Péter Magyar tra i cronisti (Foto Ansa)
Ha vinto promettendo di “ricostruire” l’Ungheria “mattone dopo mattone”. Con il successo alle elezioni parlamentari del 12 aprile 2026, Péter Magyar ha interrotto i sedici anni di potere di Viktor Orbán, portando il suo partito Tisza a una maggioranza ampia e proiettandosi verso la guida del governo. È il punto di arrivo di un’ascesa fulminea: in meno di due anni, da insider del sistema a volto della sua sfida più credibile, capace di intercettare un diffuso malcontento per corruzione, stagnazione economica e isolamento europeo.
Chi è Péter Magyar
Nato a Budapest il 16 marzo 1981, cresciuto in una famiglia dell’élite giuridica — madre giudice, parenti nelle istituzioni, tra cui l’ex presidente Ferenc Mádl — Magyar si forma all’Università cattolica Pázmány Péter e perfeziona gli studi anche a Berlino. Avvocato specializzato in diritto societario e commerciale, entra presto nell’orbita di Fidesz, il partito di Orbán, allora ancora all’opposizione.

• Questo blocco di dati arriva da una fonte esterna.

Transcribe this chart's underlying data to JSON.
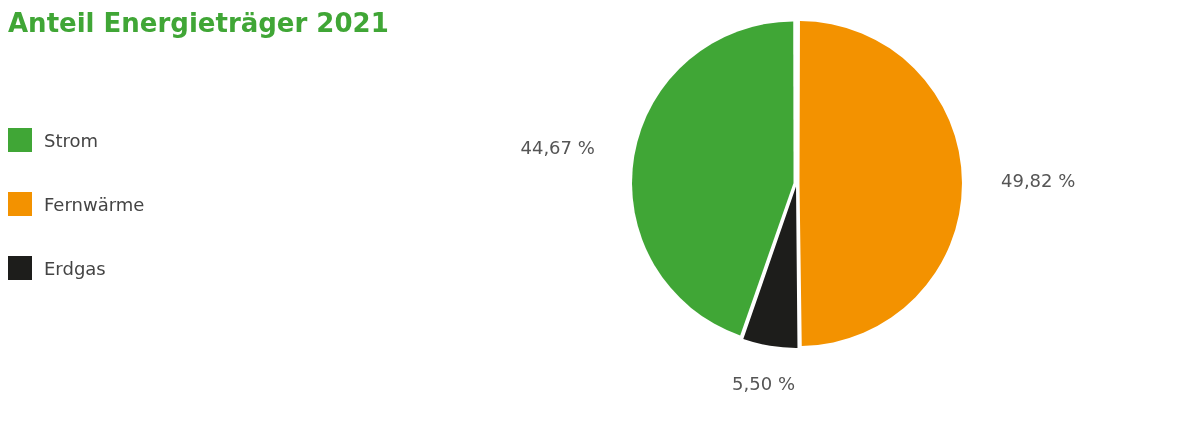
{
  "chart_data": {
    "type": "pie",
    "title": "Anteil Energieträger 2021",
    "categories": [
      "Strom",
      "Fernwärme",
      "Erdgas"
    ],
    "values": [
      44.67,
      49.82,
      5.5
    ],
    "colors": [
      "#40a636",
      "#f39200",
      "#1d1d1b"
    ],
    "value_labels": [
      "44,67 %",
      "49,82 %",
      "5,50 %"
    ],
    "legend": "left"
  }
}
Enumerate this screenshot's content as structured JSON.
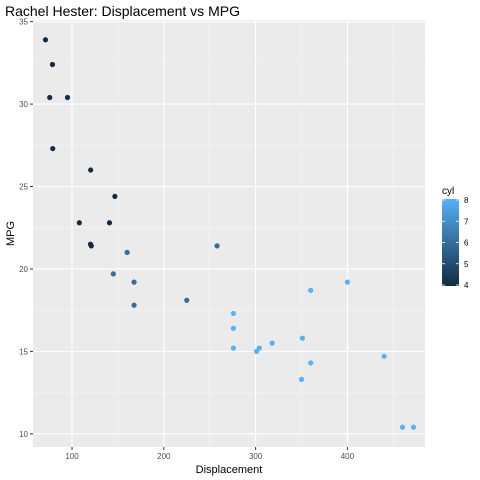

Dopo la vittoria del 2010, lavora nel ministero degli Esteri, nella rappresentanza ungherese presso l’Unione europea e poi in incarichi pubblici e para-statali, acquisendo familiarità con i meccanismi del potere.

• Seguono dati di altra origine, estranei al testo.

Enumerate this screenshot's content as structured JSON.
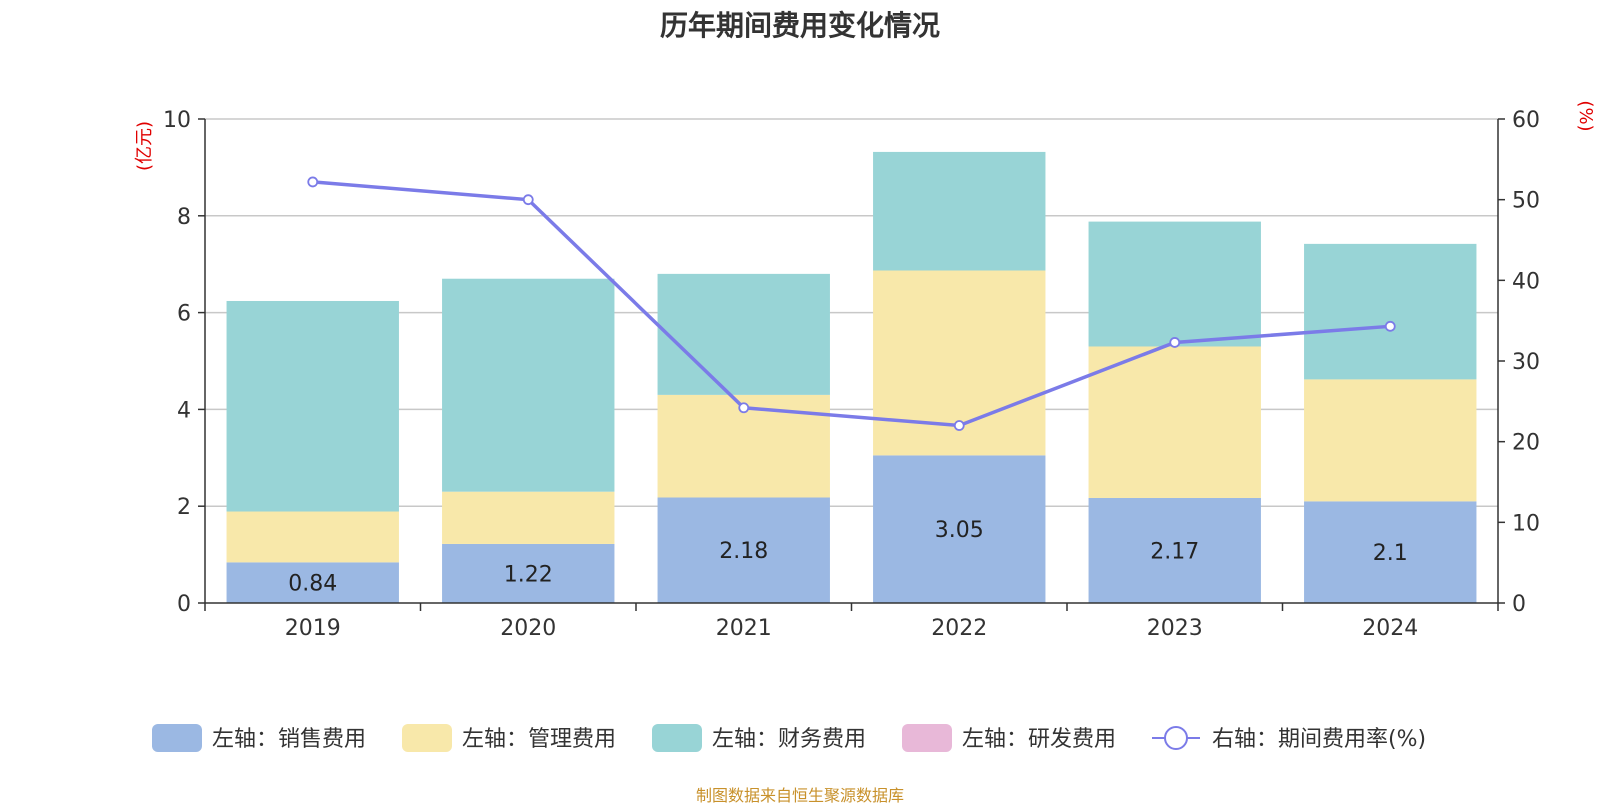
{
  "title": "历年期间费用变化情况",
  "source": "制图数据来自恒生聚源数据库",
  "chart_data": {
    "type": "bar",
    "stacked": true,
    "title": "历年期间费用变化情况",
    "categories": [
      "2019",
      "2020",
      "2021",
      "2022",
      "2023",
      "2024"
    ],
    "left_axis": {
      "unit": "(亿元)",
      "ylim": [
        0,
        10
      ],
      "ticks": [
        0,
        2,
        4,
        6,
        8,
        10
      ]
    },
    "right_axis": {
      "unit": "(%)",
      "ylim": [
        0,
        60
      ],
      "ticks": [
        0,
        10,
        20,
        30,
        40,
        50,
        60
      ]
    },
    "grid": true,
    "legend_position": "bottom",
    "series": [
      {
        "name": "左轴：销售费用",
        "axis": "left",
        "color": "#9bb8e3",
        "values": [
          0.84,
          1.22,
          2.18,
          3.05,
          2.17,
          2.1
        ],
        "labels": [
          "0.84",
          "1.22",
          "2.18",
          "3.05",
          "2.17",
          "2.1"
        ]
      },
      {
        "name": "左轴：管理费用",
        "axis": "left",
        "color": "#f8e8aa",
        "values": [
          1.05,
          1.08,
          2.12,
          3.82,
          3.13,
          2.52
        ]
      },
      {
        "name": "左轴：财务费用",
        "axis": "left",
        "color": "#98d4d6",
        "values": [
          4.35,
          4.4,
          2.5,
          2.45,
          2.58,
          2.8
        ]
      },
      {
        "name": "左轴：研发费用",
        "axis": "left",
        "color": "#e8b8d8",
        "values": [
          0,
          0,
          0,
          0,
          0,
          0
        ]
      },
      {
        "name": "右轴：期间费用率(%)",
        "axis": "right",
        "type": "line",
        "color": "#7b7be8",
        "values": [
          52.2,
          50.0,
          24.2,
          22.0,
          32.3,
          34.3
        ]
      }
    ]
  }
}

La sua parabola politica si intreccia con quella dell’ex moglie Judit Varga, ministra della Giustizia e figura di punta di Fidesz. Il matrimonio, iniziato nel 2006, finisce nel 2023, anticipando la rottura politica. Per anni Magyar resta una figura defilata, considerata troppo autonoma dai vertici del partito. Ma nel 2024 tutto cambia: lo scandalo della grazia concessa a un funzionario coinvolto in abusi su minori travolge il sistema, costringendo alle dimissioni la presidente Katalin Novák e la stessa Varga. Magyar rompe pubblicamente con il governo, denunciando un sistema in cui “poche famiglie possiedono metà del Paese”.
L’intervista al canale Partizán lo trasforma in fenomeno nazionale. In poche settimane fonda — o meglio rifonda — il partito Tisza (“Rispetto e Libertà”, ma anche il nome del principale fiume ungherese), costruendo un movimento dal basso fatto di volontari e comitati locali. Alle europee del 2024 sfiora il 30%, diventando eurodeputato e leader dell’opposizione.
Ideologicamente si definisce un conservatore liberale, pro-europeo ma attento alla sovranità nazionale. Promette di sbloccare i fondi Ue congelati, rafforzare lo stato di diritto, combattere la corruzione e ridurre la dipendenza energetica dalla Russia. In campagna elettorale ha evitato temi divisivi come diritti LGBTQ e guerra in Ucraina, concentrandosi su economia e servizi pubblici.
Figura divisiva, descritto come carismatico ma anche duro e accentratore, Magyar resta per molti un’incognita. Ma il suo punto di forza è stato il tempismo: è emerso quando l’Ungheria era pronta a cambiare. Ora dovrà dimostrare di saper governare quel cambiamento.